A projectile is launched upward with a velocity of 128
feet per second from the top of a 50- foot platform. What is the maximum height attained by the projectile?
g = -32 ft/s^2
so it take 4 seconds to reach max height ... 128 / 32 = 4
the average velocity is ... (128 + 0) / 2 = 64 ft/s
max height = 50 + (64 * 4)
306
Well, if a clown were to launch themselves upward with a velocity of 128 feet per second from a 50-foot platform, they would probably hit the ceiling and make quite a mess! But let's get back to your question. To find the maximum height attained by the projectile, we can use the equation of motion. The formula for the maximum height can be written as h = (v^2)/(2g), where v is the initial velocity and g is the acceleration due to gravity. So, plugging in the values, we get h = (128^2)/(2*32.2). Doing the math, we find that the maximum height attained by the projectile is approximately 256 feet.
To find the maximum height attained by the projectile, we can use the kinematic equation for the vertical motion:
v^2 = u^2 - 2as
Where:
v = final velocity (0 ft/s at the maximum height)
u = initial velocity (128 ft/s)
a = acceleration due to gravity (-32 ft/s^2 for objects launched upward)
s = displacement (maximum height attained)
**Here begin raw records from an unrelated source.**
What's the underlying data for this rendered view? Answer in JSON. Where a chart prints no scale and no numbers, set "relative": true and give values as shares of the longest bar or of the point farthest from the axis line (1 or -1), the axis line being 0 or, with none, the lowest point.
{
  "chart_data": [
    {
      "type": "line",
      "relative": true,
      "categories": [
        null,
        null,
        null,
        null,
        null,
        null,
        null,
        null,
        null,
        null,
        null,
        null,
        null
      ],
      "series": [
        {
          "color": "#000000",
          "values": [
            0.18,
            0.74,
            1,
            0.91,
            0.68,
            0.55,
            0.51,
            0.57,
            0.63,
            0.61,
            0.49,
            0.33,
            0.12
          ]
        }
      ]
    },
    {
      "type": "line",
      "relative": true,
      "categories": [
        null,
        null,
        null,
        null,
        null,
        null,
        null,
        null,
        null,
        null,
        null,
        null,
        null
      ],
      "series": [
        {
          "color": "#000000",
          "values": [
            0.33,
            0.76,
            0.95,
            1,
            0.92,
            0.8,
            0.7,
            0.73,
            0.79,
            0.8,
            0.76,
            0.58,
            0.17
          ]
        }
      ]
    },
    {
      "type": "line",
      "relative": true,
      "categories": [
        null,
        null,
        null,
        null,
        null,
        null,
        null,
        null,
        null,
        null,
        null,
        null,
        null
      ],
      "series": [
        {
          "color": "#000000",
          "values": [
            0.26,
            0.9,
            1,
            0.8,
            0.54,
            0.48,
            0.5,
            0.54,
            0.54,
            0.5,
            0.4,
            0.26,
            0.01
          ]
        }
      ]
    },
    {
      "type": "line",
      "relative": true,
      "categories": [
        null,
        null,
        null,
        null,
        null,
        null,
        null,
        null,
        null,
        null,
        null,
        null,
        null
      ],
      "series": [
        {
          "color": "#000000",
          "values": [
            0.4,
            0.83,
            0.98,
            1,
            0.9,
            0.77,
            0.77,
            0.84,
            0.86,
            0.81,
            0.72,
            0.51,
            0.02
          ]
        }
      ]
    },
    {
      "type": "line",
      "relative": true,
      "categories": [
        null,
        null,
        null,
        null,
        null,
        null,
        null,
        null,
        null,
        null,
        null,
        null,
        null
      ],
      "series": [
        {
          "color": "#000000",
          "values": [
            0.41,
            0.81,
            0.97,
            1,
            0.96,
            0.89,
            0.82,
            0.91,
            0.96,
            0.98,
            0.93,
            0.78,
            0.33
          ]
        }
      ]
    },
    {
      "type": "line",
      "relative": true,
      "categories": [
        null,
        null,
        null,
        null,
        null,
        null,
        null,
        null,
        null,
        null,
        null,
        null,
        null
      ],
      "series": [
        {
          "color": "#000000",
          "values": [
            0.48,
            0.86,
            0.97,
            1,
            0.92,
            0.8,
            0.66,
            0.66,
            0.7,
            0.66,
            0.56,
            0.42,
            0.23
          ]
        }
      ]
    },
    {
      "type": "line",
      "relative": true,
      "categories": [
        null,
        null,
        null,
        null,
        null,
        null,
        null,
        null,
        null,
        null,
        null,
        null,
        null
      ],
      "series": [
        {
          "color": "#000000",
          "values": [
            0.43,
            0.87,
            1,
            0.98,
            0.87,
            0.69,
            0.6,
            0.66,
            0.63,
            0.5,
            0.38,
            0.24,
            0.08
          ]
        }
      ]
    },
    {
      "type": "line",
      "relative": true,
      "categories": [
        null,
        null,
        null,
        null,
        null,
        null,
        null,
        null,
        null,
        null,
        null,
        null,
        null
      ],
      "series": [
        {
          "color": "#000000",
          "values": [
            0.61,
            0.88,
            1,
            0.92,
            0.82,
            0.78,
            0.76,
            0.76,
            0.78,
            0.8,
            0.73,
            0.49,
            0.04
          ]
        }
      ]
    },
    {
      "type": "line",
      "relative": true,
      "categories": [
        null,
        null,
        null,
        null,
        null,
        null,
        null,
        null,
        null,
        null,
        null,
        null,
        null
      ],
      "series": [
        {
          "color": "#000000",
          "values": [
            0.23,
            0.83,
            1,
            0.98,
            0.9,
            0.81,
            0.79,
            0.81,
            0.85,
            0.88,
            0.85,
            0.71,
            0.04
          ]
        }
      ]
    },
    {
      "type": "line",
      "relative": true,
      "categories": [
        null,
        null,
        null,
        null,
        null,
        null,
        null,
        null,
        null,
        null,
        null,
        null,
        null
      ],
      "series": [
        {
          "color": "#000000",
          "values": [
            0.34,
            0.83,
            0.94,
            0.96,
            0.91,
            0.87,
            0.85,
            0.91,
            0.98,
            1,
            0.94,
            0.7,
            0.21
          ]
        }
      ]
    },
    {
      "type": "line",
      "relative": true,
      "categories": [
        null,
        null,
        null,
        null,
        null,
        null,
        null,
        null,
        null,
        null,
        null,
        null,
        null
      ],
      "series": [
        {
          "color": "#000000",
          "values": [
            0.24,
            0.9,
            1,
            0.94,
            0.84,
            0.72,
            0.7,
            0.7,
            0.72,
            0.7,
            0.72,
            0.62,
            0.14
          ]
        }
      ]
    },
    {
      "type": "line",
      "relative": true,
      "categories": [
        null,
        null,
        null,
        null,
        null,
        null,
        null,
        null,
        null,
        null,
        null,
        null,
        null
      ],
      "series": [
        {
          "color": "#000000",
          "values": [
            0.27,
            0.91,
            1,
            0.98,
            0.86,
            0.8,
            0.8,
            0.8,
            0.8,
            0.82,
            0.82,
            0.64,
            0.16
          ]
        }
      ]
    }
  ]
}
Rearranging the equation, we have:
s = (u^2 - v^2) / (2a)
Substituting the given values:
s = (128^2 - 0^2) / (2 * (-32))
s = 16384 / (-64)
s = -256
The calculated value for s is negative because the displacement is measured from the platform's height. Therefore, the maximum height attained by the projectile is 256 feet above the platform.
To find the maximum height attained by the projectile, we'll use the kinematic equation for vertical displacement:
π¦ = π¦0 + π£0π‘ - 1/2ππ‘Β²
Where:
- π¦ is the final vertical position (maximum height)
- π¦0 is the initial vertical position (the height of the platform)
- π£0 is the initial velocity in the vertical direction
- π is the acceleration due to gravity (approximately -32 feet per second squared)
- π‘ is the time taken
In this case, π¦0 is 50 feet (the height of the platform) and π£0 is 128 feet per second (the initial velocity). We want to find π‘, the time taken to reach the maximum height.
At the maximum height, the vertical velocity becomes 0. So we can use the equation:
0 = π£0 - ππ‘
Rearranging the equation, we have:
π‘ = π£0 / π
Substituting the values, we have:
π‘ = 128 / 32 = 4 seconds
Now, we can use this time value to find the maximum height. Plugging in the values into the first equation:
π¦ = π¦0 + π£0π‘ - 1/2ππ‘Β²
π¦ = 50 + 128(4) - 1/2(32)(4)Β²
π¦ = 50 + 512 - 1/2(32)(16)
π¦ = 50 + 512 - 256
π¦ = 306 feet
Therefore, the maximum height attained by the projectile is 306 feet.